Deployment of a change-level software defect prediction solution into an industrial setting


Eken B., Tufan S., Tunaboylu A., Guler T., Atar R., Tosun Kühn A.

JOURNAL OF SOFTWARE-EVOLUTION AND PROCESS, cilt.33, sa.11, 2021 (SCI-Expanded) identifier identifier

  • Yayın Türü: Makale / Tam Makale
  • Cilt numarası: 33 Sayı: 11
  • Basım Tarihi: 2021
  • Doi Numarası: 10.1002/smr.2381
  • Dergi Adı: JOURNAL OF SOFTWARE-EVOLUTION AND PROCESS
  • Derginin Tarandığı İndeksler: Science Citation Index Expanded (SCI-EXPANDED), Scopus, Academic Search Premier, Aerospace Database, Applied Science & Technology Source, Communication Abstracts, Compendex, Computer & Applied Sciences, INSPEC, Metadex, Civil Engineering Abstracts
  • Anahtar Kelimeler: change-level defect prediction, deployment, industrial case study, online prediction, STATIC CODE ATTRIBUTES, MODELS
  • İstanbul Teknik Üniversitesi Adresli: Evet

Özet

Applying change-level software defect prediction (SDP) in practice has several challenges regarding model validation techniques, data accuracy, and prediction performance consistency. A few studies report on these challenges in an industrial context. We share our experience in integrating an SDP into an industrial context. We investigate whether an "offline" SDP could reflect its "online" (real-life) performance, and other deployment decisions: the model re-training process and update period. We employ an online prediction strategy by considering the actual labels of training commits at the time of prediction and compare its performance against an offline prediction. We empirically assess the online SDP's performance with various lengths of the time gap between the train and test set and model update periods.

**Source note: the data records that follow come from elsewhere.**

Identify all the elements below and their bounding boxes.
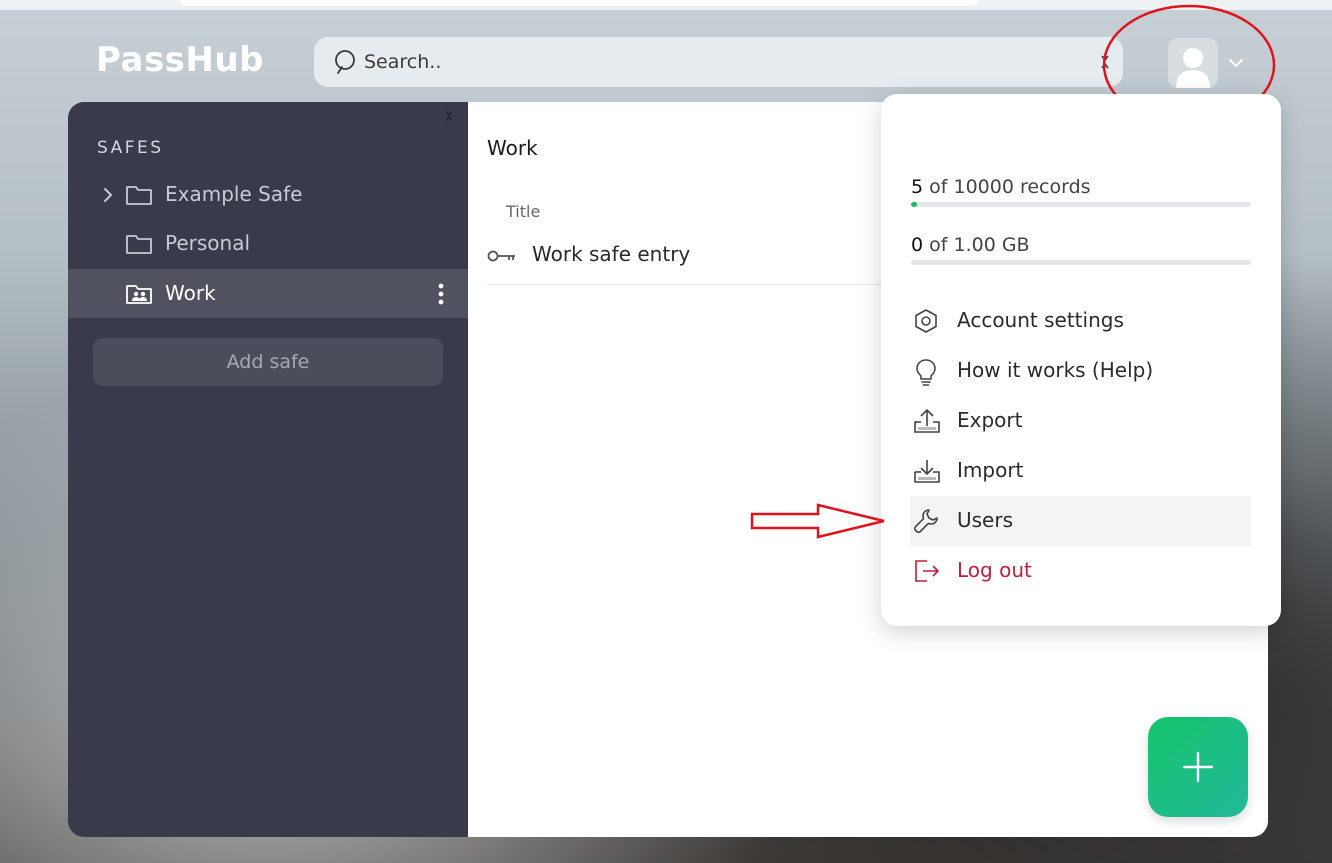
table-row[interactable]: Work safe entry <box>487 234 907 285</box>
folder-icon <box>126 235 152 254</box>
storage-used: 0 <box>911 234 924 256</box>
menu-item-label: Export <box>957 408 1023 432</box>
safe-title: Work <box>487 136 538 160</box>
annotation-arrow <box>750 503 885 539</box>
records-total: of 10000 records <box>923 176 1091 198</box>
plus-icon <box>1182 751 1214 783</box>
wrench-icon <box>913 509 938 534</box>
storage-usage-text: 0 of 1.00 GB <box>911 234 1030 256</box>
entry-title: Work safe entry <box>532 242 691 266</box>
add-safe-button[interactable]: Add safe <box>93 338 443 386</box>
records-progress-bar <box>911 202 1251 207</box>
menu-item-logout[interactable]: Log out <box>910 546 1251 596</box>
passhub-logo[interactable]: PassHub <box>96 40 264 80</box>
safe-label: Personal <box>165 231 251 255</box>
safes-heading: SAFES <box>97 138 164 158</box>
sidebar: SAFES Example Safe Personal Work Add saf… <box>68 102 468 837</box>
records-progress-fill <box>911 202 917 207</box>
more-options-icon[interactable] <box>438 282 444 306</box>
browser-address-bar[interactable] <box>180 0 978 6</box>
safe-item-personal[interactable]: Personal <box>68 219 468 268</box>
search-bar[interactable] <box>314 37 1123 87</box>
records-usage-text: 5 of 10000 records <box>911 176 1091 198</box>
chevron-right-icon[interactable] <box>102 186 114 204</box>
export-icon <box>914 409 940 433</box>
lightbulb-icon <box>916 359 936 386</box>
add-item-button[interactable] <box>1148 717 1248 817</box>
safe-label: Example Safe <box>165 182 303 206</box>
menu-item-help[interactable]: How it works (Help) <box>910 346 1251 396</box>
sidebar-grip-icon <box>445 110 453 122</box>
menu-item-label: Account settings <box>957 308 1124 332</box>
menu-item-export[interactable]: Export <box>910 396 1251 446</box>
menu-item-users[interactable]: Users <box>910 496 1251 546</box>
shared-folder-icon <box>126 285 152 304</box>
account-dropdown-menu: 5 of 10000 records 0 of 1.00 GB Account … <box>881 94 1281 626</box>
key-icon <box>487 250 515 262</box>
settings-hex-icon <box>915 309 937 333</box>
folder-icon <box>126 186 152 205</box>
records-used: 5 <box>911 176 924 198</box>
column-header-title[interactable]: Title <box>506 202 540 221</box>
logout-icon <box>915 560 939 582</box>
menu-item-label: Import <box>957 458 1024 482</box>
search-input[interactable] <box>364 51 1084 73</box>
menu-item-import[interactable]: Import <box>910 446 1251 496</box>
safe-label: Work <box>165 281 216 305</box>
storage-progress-bar <box>911 260 1251 265</box>
menu-item-label: Log out <box>957 558 1032 582</box>
safe-item-example-safe[interactable]: Example Safe <box>68 170 468 219</box>
search-icon <box>335 50 355 74</box>
import-icon <box>914 460 940 483</box>
menu-item-label: Users <box>957 508 1014 532</box>
safe-item-work[interactable]: Work <box>68 269 468 318</box>
storage-total: of 1.00 GB <box>923 234 1030 256</box>
menu-item-account-settings[interactable]: Account settings <box>910 296 1251 346</box>
menu-item-label: How it works (Help) <box>957 358 1154 382</box>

Our online SDP's performance could successfully reach its offline performance. The time gap between the train and test commits, and model update period significantly impacts the online performance by 37% and 18% in terms of probability of detection (pd), respectively. We deploy the best SDP solution (73% pd) with an 8-month time gap and a 3-day update period. Contextual factors may determine the model performance in practice, its consistency, and trustworthiness. As future work, we plan to investigate the reasons for fluctuations in model performance over time.